A frustrated M, having been hospitalized, cuffed to a bed, and forced to wear a foam helmet, said, “They kept telling me I had O.C.D.” Psychiatrists continually asked questions like, “As a child, when you walked down the street did you count the lines?”
Neurologist Anne Louise Oaklander reassured M that she didn’t have OCD. Instead, Oaklander hypothesized that the condition was neurological.
In 1997, German and Swedish researchers discovered the nerve that signaled itching and established that it differed from receptors for pain. Still, M had lost almost all her nerve receptors. If nerves are responsible for our perceptions, why hadn’t the itch diminished?

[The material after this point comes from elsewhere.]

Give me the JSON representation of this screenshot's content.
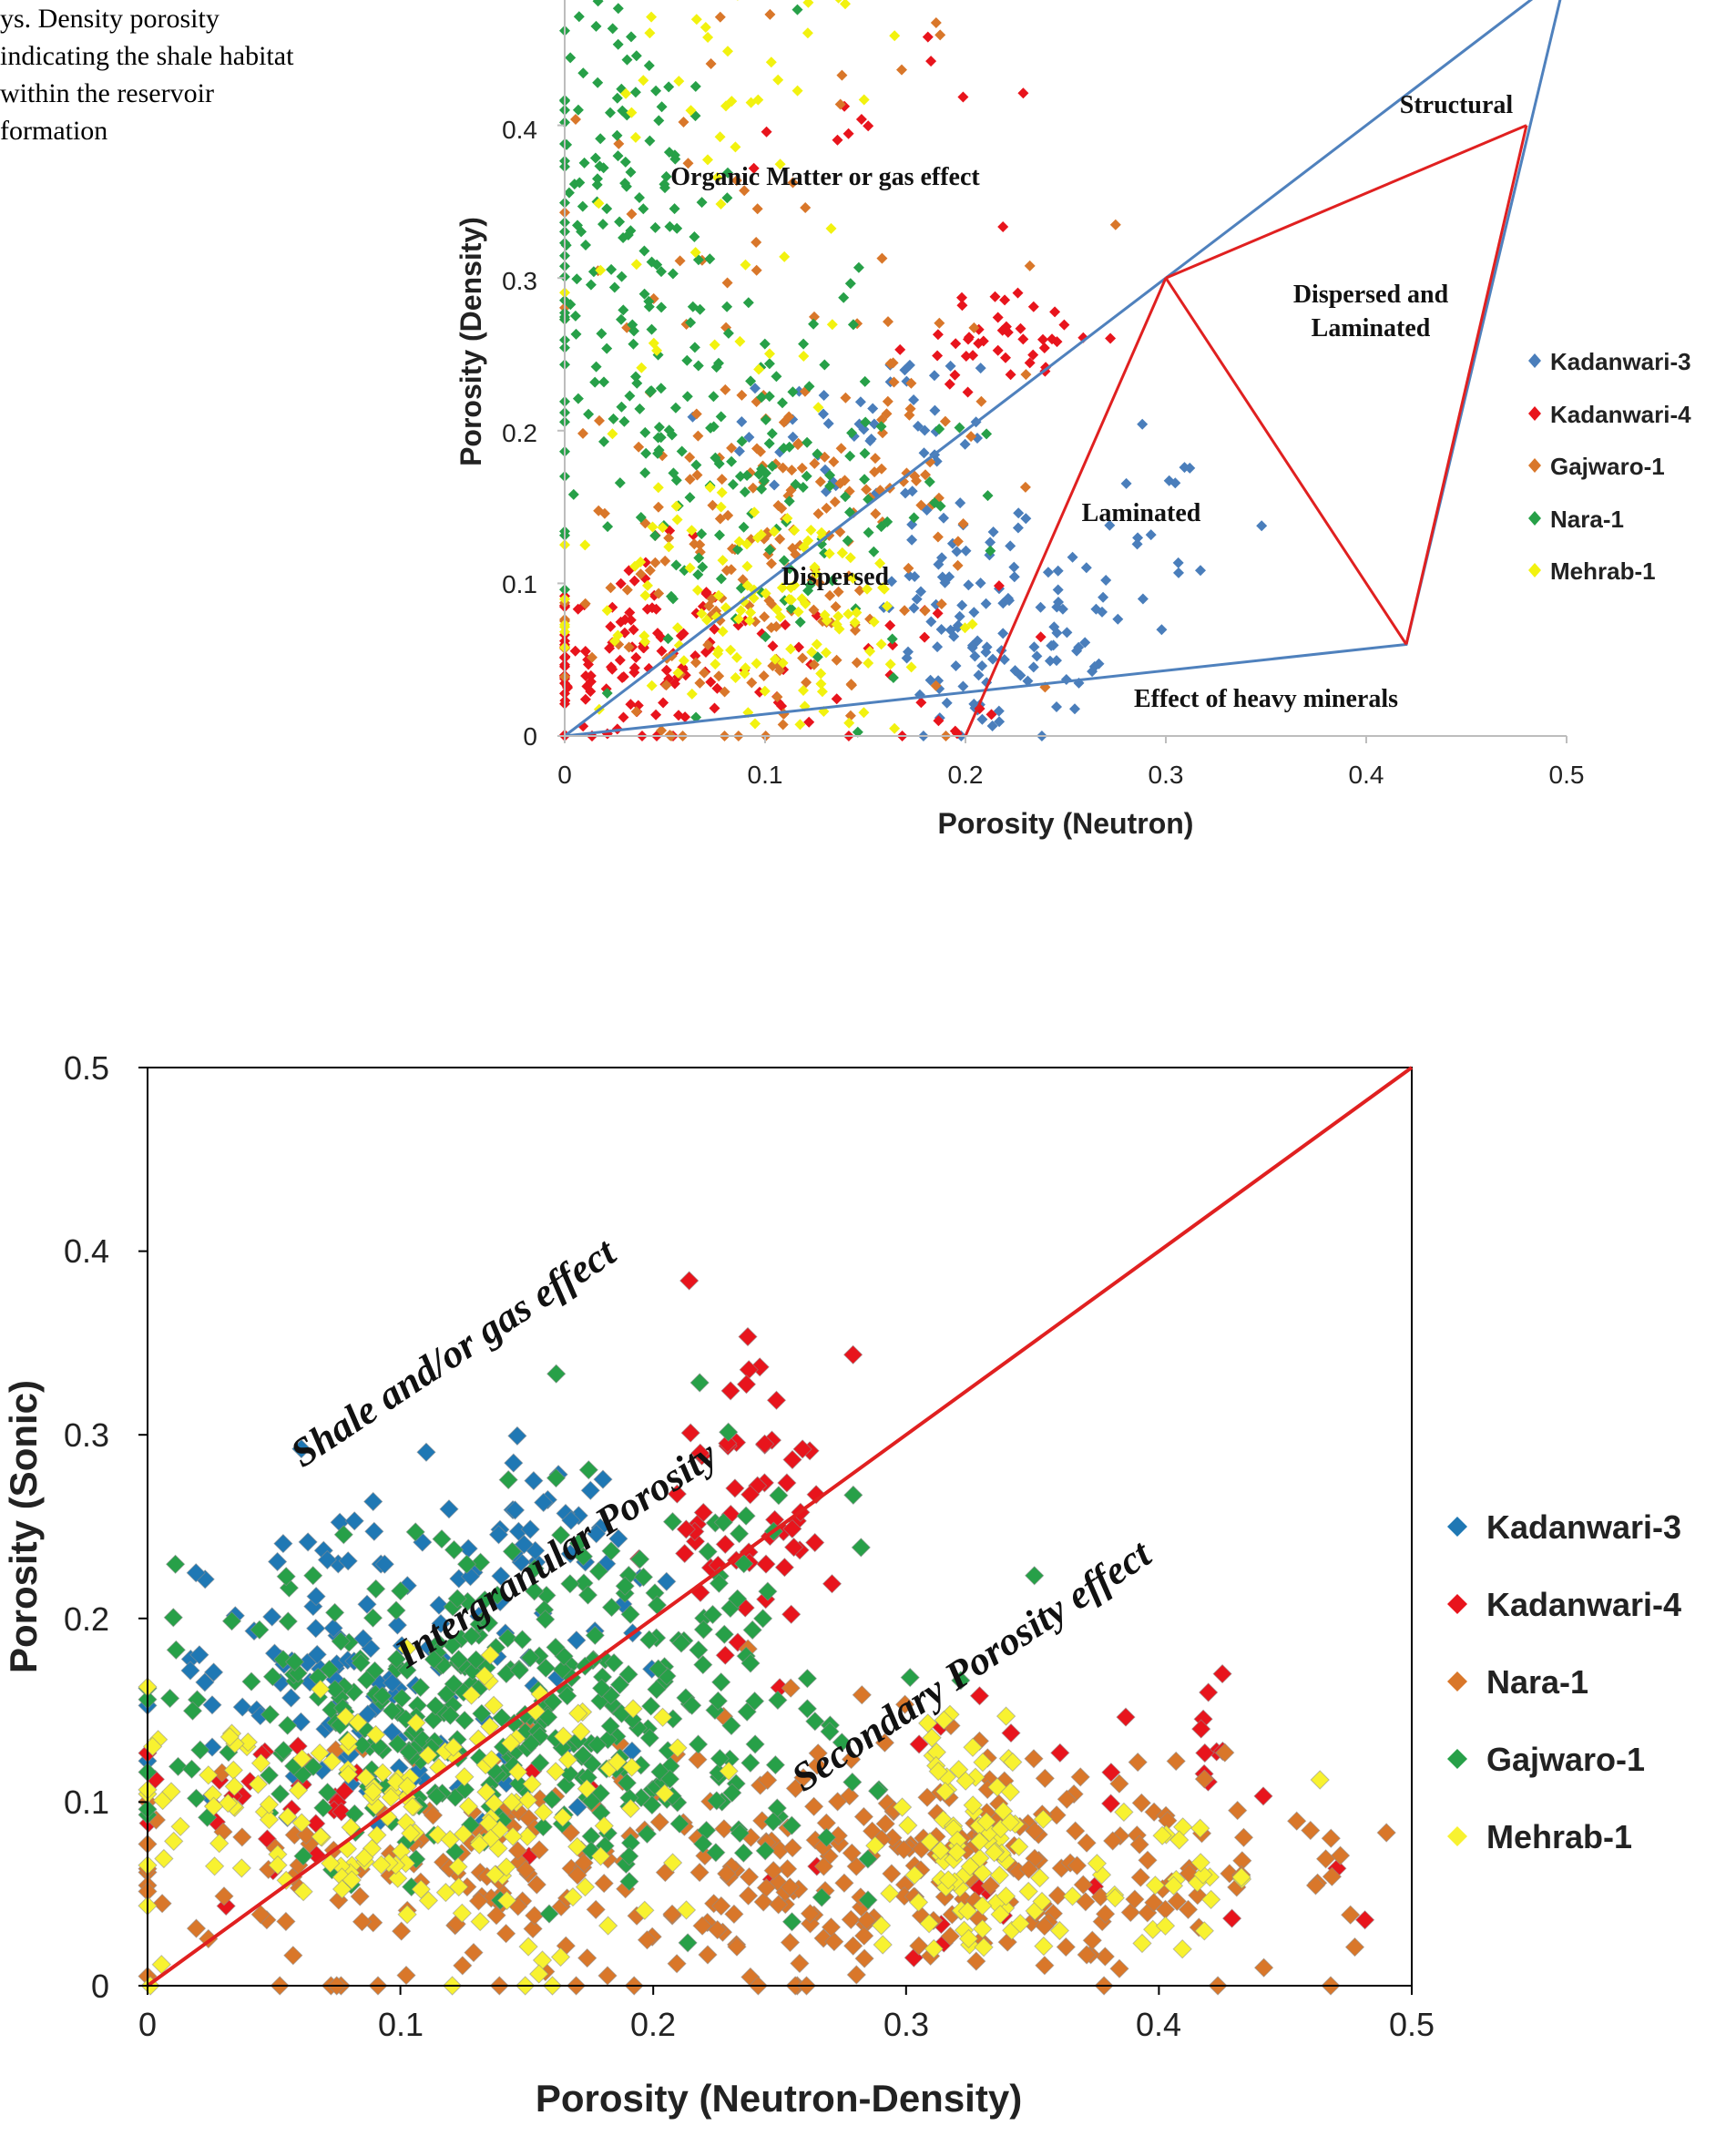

Atul Gawande, the author of the New Yorker piece, explained in an NPR radio interview that people don’t feel pain from simply talking about putting their hands in a flame. However, describe an ant crawling up someone’s back and the listener will feel it. “There’s something more interesting to our perceptions than just the fact that you trigger a nerve, it goes up the spinal cord to your brain and it rings a bell in your brain,” Gawande said.
Gawande consulted V.S. Ramanchandran, who explored another mysterious sensory condition called “phantom limb pain.” Since 1995, Dr. V.S. Ramanchandran has used mirror boxes to treat patients with phantom limb pain.
Meanwhile, itching’s semipsychological nature can also be evidenced in its side effects: depression and fatigue.